By Leonard Klady Klady@moviecitynews.com
Confessions Of A Film Festival Junkie: LAFF 2017
The Los Angeles Film Festival begins a second year in Culver City, following stints downtown and in Westwood Village. Putting aside the dilemma of finding a geographic locale with sufficient screens to sustain a program, is location a cause of LA Fest’s declining admissions?
My gut says no. And LAFF’s new artistic director Jennifer Cochis has been on the stump about taking the event in a new direction, as well as widening its accessibility with events and screenings at the Los Angeles County Museum, the Arclights in Hollywood and Santa Monica, as well as the Ace Hotel in downtown L.A..
It doesn’t sound that radical – fewer world premieres, a willingness to slot films that have played other showcases and a focus on new filmmakers, regardless of gender or ethnicity. It also appears to have expanded its global representation after several years of cutbacks. Apart from a decision to scrap repeat screenings, it’s all theoretically sound.
The bottom line for LAFF is that it will live or die based on its film selection. LAFF is not not a film market with the industry eyeing film acquisitions and emerging talent, and it’s not a series of social events sustained by deep-pocketed patrons.
Maudie, one of the only selections I’ve seen, is superb. Detailing the life of primitive painter Maud Lewis, it rises above the genre norm in great part to the sublime performance of Sally Hawkins in the title role. But it’s playing Thursday, and in the words of Cochis, “If you miss it, you’ll be sorry.” Or, maybe not, since Maudie opens at arthouses in a few weeks.
The film landscape has changed radically since the FilmEx era of the 1970s. The city has grown from a viewer base with limited access to movies outside the Hollywood mandate, to the availability cinematic visions both grand and minute from every corner of the globe. Perhaps only Paris supercedes this town in that respect.
Only last week, there was the Dances with Film fest as well as the Greek Film week and Outfest follows on the tails of LA Film Fest. Then there are continuing programs of new and vintage movies from UCLA, LACMA, Cinefamily, the American Cinematheque, the New Beverly, etc., etc.

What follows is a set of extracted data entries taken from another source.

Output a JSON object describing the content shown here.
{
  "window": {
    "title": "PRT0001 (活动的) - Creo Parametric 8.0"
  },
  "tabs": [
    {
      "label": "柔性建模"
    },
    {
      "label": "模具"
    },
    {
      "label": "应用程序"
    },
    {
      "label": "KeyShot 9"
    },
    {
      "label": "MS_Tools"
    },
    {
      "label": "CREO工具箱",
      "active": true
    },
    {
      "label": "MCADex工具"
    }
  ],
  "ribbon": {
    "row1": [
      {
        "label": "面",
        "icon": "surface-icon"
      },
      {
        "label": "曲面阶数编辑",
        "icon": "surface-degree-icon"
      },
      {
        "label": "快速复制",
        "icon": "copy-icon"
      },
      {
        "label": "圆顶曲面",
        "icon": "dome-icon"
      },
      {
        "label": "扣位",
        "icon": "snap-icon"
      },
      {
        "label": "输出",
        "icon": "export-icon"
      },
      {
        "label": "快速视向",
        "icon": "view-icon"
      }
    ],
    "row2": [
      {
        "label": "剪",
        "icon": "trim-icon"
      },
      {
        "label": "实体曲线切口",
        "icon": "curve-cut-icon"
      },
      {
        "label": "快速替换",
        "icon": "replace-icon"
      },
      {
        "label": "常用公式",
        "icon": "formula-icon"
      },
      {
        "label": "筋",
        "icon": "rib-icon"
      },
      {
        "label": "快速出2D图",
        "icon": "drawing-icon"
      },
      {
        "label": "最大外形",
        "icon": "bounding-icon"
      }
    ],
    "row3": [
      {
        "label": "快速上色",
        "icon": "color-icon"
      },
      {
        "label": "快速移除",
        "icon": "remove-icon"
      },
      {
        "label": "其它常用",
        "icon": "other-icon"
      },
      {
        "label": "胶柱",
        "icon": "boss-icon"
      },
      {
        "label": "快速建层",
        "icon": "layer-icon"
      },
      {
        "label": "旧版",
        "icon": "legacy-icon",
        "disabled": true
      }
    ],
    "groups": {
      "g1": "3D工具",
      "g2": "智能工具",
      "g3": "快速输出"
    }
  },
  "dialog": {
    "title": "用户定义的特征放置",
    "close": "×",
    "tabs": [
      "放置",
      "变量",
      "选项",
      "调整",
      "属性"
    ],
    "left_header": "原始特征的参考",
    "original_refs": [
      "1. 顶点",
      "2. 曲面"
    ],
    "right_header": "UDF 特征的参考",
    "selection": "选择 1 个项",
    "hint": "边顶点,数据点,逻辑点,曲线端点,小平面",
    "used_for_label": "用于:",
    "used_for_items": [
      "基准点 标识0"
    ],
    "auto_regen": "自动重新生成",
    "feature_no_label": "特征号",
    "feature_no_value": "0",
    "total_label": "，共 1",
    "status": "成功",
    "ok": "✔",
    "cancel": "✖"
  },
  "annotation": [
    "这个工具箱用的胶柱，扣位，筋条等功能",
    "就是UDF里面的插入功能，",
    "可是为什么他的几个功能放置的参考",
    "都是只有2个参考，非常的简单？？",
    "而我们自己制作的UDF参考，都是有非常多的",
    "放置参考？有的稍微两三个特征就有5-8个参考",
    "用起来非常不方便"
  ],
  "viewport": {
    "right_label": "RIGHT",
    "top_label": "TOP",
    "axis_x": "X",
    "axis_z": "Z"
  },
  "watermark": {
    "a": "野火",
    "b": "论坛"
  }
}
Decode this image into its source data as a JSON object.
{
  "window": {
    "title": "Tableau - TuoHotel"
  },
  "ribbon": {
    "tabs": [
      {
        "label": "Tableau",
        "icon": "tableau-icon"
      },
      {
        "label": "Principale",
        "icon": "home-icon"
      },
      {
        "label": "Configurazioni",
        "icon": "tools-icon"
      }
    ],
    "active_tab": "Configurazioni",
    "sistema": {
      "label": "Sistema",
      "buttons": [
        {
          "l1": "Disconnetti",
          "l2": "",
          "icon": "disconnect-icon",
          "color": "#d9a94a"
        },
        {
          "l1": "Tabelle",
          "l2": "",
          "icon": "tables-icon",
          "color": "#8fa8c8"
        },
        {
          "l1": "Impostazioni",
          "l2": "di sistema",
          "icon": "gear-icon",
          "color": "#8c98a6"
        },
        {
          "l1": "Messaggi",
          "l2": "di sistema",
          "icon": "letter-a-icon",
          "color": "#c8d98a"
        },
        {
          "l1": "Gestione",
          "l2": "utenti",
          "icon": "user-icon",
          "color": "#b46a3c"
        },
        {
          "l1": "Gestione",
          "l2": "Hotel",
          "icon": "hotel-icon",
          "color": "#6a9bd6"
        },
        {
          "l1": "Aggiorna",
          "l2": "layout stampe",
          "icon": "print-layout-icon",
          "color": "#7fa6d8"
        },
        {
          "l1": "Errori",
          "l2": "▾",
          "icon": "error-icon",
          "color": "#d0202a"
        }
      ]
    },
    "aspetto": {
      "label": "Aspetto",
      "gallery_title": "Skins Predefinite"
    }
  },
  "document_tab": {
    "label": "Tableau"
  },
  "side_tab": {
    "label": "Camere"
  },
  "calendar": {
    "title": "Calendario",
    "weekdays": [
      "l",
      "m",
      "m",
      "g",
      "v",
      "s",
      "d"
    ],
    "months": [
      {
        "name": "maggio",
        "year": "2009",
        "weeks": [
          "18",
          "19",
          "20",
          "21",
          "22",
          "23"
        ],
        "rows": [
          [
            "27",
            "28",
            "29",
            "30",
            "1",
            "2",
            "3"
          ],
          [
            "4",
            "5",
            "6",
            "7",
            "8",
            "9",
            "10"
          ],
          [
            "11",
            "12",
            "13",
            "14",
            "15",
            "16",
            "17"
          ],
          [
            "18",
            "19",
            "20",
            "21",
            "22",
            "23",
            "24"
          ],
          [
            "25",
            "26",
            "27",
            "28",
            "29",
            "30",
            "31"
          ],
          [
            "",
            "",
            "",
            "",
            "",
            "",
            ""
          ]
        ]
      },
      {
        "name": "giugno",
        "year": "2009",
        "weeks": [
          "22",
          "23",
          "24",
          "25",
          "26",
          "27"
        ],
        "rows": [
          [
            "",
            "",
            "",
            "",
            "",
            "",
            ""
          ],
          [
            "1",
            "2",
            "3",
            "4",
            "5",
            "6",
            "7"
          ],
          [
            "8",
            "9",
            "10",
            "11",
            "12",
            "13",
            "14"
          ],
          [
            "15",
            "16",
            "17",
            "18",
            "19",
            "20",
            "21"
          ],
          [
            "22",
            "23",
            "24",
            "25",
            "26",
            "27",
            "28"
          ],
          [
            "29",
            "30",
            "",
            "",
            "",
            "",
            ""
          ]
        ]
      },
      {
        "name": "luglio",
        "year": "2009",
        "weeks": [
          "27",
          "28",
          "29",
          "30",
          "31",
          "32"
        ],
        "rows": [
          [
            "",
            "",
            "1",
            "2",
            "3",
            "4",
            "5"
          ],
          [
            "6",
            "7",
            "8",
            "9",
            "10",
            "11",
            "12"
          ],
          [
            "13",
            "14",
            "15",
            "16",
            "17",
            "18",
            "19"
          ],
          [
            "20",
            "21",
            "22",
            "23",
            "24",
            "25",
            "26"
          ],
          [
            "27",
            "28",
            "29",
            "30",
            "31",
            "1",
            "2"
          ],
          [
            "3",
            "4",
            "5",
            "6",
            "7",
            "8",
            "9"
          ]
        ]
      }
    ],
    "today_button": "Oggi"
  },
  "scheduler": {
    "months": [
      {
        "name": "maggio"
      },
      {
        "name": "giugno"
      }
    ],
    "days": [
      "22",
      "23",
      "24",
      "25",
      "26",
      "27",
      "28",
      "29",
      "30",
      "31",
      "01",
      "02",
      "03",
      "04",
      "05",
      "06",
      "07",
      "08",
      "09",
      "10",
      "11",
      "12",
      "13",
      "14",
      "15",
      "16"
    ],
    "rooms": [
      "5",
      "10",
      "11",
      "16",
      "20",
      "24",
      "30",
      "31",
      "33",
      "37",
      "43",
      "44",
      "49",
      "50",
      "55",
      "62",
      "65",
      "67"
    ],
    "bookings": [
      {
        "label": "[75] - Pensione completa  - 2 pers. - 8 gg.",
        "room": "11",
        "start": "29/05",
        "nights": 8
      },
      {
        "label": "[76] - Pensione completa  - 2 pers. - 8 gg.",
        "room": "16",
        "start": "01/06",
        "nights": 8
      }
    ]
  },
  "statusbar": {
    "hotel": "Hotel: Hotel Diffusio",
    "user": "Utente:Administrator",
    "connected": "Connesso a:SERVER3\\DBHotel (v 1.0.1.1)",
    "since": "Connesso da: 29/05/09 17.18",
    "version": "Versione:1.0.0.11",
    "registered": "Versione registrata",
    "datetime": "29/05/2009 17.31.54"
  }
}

Keeping up with all of this requires otherworldly stamina and I suspect most Los Angelenos suffer from degrees of film fatigue. But no outlet has to appeal to every movie diehard, just to enough of a crowd to fill whatever number of seats one has.
Probably the one thing that would benefit LAFF is more razzle-dazzle. Just a bit of “look at me” as in I can do “this” and you can’t. It is admittedly an ill defined something extra but in an arena this competitive and with a jaundiced media horde, extraordinary measures are mandatory. And one thing more: deliver the goods.